Despite the colonel’s provocation, it seemed good advice to me; certainly, it was what Mama had wanted. And, in the days that followed, I hoped Papa would be persuaded by it. But on the day the Randolph sisters coaxed me to play with them and their dollies in the springtime sunshine, Papa saw me laughing and his gaze filled with an even deeper melancholy.
That night he didn’t sleep. He paced the floors of his room, then came into mine. I think he knew I’d be awake. Gently brushing my hair from my face beneath my sleeping cap, he asked, “Could you be happy here, Patsy? With the Randolphs?”
The question was mildly spoken, but his eyes had a mad intensity to them. Both sent my heart into a breath-stealing sprint. Was it a rebuke? Did he think I’d forgotten my mother? Did he consider my laughter a dishonor to her memory? My stomach knotted in guilt, and I bunched the quilt in my fists. “No.”
“The schoolhouse here,” he said softly. “Your grandfather built it. Judith and Nancy are suitable playmates, and Tom might even make a good husband for you one day.”

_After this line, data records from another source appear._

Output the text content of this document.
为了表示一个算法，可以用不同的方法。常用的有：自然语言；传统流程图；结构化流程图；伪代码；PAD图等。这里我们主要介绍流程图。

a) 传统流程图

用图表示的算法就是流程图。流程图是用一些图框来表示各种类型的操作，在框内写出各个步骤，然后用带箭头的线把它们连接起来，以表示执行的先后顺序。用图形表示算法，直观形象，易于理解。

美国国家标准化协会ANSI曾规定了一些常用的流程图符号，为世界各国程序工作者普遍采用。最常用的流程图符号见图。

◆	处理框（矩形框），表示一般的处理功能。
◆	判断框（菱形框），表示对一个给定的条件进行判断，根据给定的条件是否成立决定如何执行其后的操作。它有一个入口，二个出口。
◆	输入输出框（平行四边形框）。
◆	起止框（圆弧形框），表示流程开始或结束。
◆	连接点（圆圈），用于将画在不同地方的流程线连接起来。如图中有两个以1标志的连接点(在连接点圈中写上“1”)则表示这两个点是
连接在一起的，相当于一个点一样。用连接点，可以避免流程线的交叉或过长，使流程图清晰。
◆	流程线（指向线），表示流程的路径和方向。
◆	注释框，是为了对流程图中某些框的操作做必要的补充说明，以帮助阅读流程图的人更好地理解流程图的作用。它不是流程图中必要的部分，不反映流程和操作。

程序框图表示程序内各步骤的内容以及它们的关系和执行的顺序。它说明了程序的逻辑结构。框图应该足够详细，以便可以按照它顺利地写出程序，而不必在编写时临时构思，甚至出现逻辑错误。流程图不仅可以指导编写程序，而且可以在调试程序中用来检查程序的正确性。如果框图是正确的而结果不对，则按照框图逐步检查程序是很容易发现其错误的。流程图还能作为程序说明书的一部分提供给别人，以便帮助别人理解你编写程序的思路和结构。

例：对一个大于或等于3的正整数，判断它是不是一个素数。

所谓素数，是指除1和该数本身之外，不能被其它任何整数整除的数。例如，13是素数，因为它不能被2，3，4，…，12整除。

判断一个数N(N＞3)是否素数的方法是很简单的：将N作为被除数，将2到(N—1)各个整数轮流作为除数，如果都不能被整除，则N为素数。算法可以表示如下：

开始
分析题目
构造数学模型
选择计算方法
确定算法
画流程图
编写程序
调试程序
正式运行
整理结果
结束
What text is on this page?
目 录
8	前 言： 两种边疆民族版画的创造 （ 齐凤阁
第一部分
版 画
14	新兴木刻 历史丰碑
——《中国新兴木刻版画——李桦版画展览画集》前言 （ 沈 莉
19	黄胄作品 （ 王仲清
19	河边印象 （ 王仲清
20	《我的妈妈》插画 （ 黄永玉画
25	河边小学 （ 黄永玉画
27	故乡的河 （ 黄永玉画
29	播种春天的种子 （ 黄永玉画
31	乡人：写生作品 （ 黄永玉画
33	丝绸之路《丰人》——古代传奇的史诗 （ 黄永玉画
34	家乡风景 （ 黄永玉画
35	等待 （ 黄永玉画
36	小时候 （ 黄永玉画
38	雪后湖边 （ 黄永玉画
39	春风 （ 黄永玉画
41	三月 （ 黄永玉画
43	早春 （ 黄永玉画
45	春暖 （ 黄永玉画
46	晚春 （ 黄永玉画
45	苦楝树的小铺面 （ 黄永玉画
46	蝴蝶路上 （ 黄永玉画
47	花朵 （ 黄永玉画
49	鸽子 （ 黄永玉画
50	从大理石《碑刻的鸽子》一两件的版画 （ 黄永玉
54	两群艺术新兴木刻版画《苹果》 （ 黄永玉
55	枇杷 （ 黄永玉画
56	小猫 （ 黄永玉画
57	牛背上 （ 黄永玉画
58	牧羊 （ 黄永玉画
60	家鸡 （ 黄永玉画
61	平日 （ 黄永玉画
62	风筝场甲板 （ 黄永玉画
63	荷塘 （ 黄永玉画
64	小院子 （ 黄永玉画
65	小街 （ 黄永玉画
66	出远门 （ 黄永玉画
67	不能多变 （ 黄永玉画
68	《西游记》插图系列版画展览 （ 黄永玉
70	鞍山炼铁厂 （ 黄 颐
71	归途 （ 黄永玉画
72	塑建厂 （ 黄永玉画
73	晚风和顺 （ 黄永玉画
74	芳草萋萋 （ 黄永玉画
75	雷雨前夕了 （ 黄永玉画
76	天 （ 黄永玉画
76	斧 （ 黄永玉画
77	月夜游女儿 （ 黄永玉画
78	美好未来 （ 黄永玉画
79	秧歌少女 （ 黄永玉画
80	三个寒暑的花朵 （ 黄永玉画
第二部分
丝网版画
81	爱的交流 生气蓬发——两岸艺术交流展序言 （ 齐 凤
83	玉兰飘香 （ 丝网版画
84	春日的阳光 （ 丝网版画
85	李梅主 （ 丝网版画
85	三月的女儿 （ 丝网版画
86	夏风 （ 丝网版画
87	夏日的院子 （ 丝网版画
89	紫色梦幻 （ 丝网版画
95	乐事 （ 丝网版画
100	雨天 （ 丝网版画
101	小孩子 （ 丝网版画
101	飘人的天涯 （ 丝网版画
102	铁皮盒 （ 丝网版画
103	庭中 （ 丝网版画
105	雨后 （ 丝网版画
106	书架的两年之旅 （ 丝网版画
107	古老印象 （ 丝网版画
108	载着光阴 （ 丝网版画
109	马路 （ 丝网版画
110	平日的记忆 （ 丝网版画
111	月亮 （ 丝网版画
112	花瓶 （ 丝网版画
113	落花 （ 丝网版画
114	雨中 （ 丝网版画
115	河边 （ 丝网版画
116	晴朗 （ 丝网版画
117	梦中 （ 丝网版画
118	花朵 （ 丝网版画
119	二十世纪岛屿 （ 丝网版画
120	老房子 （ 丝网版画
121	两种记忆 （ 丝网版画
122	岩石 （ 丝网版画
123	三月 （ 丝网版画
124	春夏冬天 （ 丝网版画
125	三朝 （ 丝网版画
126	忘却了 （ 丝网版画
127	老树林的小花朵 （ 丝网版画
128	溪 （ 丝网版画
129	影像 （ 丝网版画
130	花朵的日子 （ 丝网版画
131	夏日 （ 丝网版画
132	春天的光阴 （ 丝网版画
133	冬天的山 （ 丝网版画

“No, Papa,” I insisted, my fears rising. “I couldn’t be happy here. Not without you.”
“You might be—”
“It’s not true, Papa.” Now anger swirled with fear inside me, forcing me to cry, “I can only be happy with you!”
“It’s only that circumstances might take me … elsewhere for a time.” He sighed with a gravity that made me recognize it as a plea. Even if he could hide it from the rest of the world, he couldn’t hide from me his longing for death. It was in the spaces and silences between his words that the truth could be found.
I heard it in what he didn’t say.
And I determined never to give him an excuse to take his leave of this world. “I’d be miserable here, Papa. I find the Randolphs entirely disagreeable. Wherever your duty takes you, it must take me, too.”
For the memory of my mother could not be honored, my promises could not be kept, and my own duty could not be met anywhere else.
Only when his shoulders sagged in resignation, and he pressed a tender kiss to my brow, did my heart finally calm within my chest. The next morning, I shied away from Judith and Nancy, instead following Mrs. Randolph past the schoolhouse into her orderly herb garden. There, in the striped linen short gown and straw hat she wore for gardening, she let me help her tend the raspberry and sweet goldenrod she used to brew her liberty tea. “I suppose now that the war is over, we’ll drink the real stuff again. But my boy Tom has been kind enough to pretend he’s fond of my concoction and I dare say your father likes it, too.”
The warm affection in her voice for her son and my father beckoned my trust. Should I tell her that Papa was unwell? Did I dare even hint at what he’d said the night before? Biting my lip, I debated what path was most right in a situation that was so very wrong. Finally, I stayed silent, knowing she wasn’t the sort to involve herself in the business of men.
Only someone like Colonel Randolph could make things right. And perhaps he tried, in his own way. When the gentlemen took their ease under an awning on the back lawn overlooking the James River, Papa sketched the gardens into a little leather book and I climbed into his lap, where he encouraged me to nibble at the untouched biscuits on his plate.
That’s when Colonel Randolph said, “Jefferson, if you stay longer, we’ll organize a horse race to be followed by an evening of dancing. No doubt, every pretty widow and unmarried girl in Virginia will want an invitation.”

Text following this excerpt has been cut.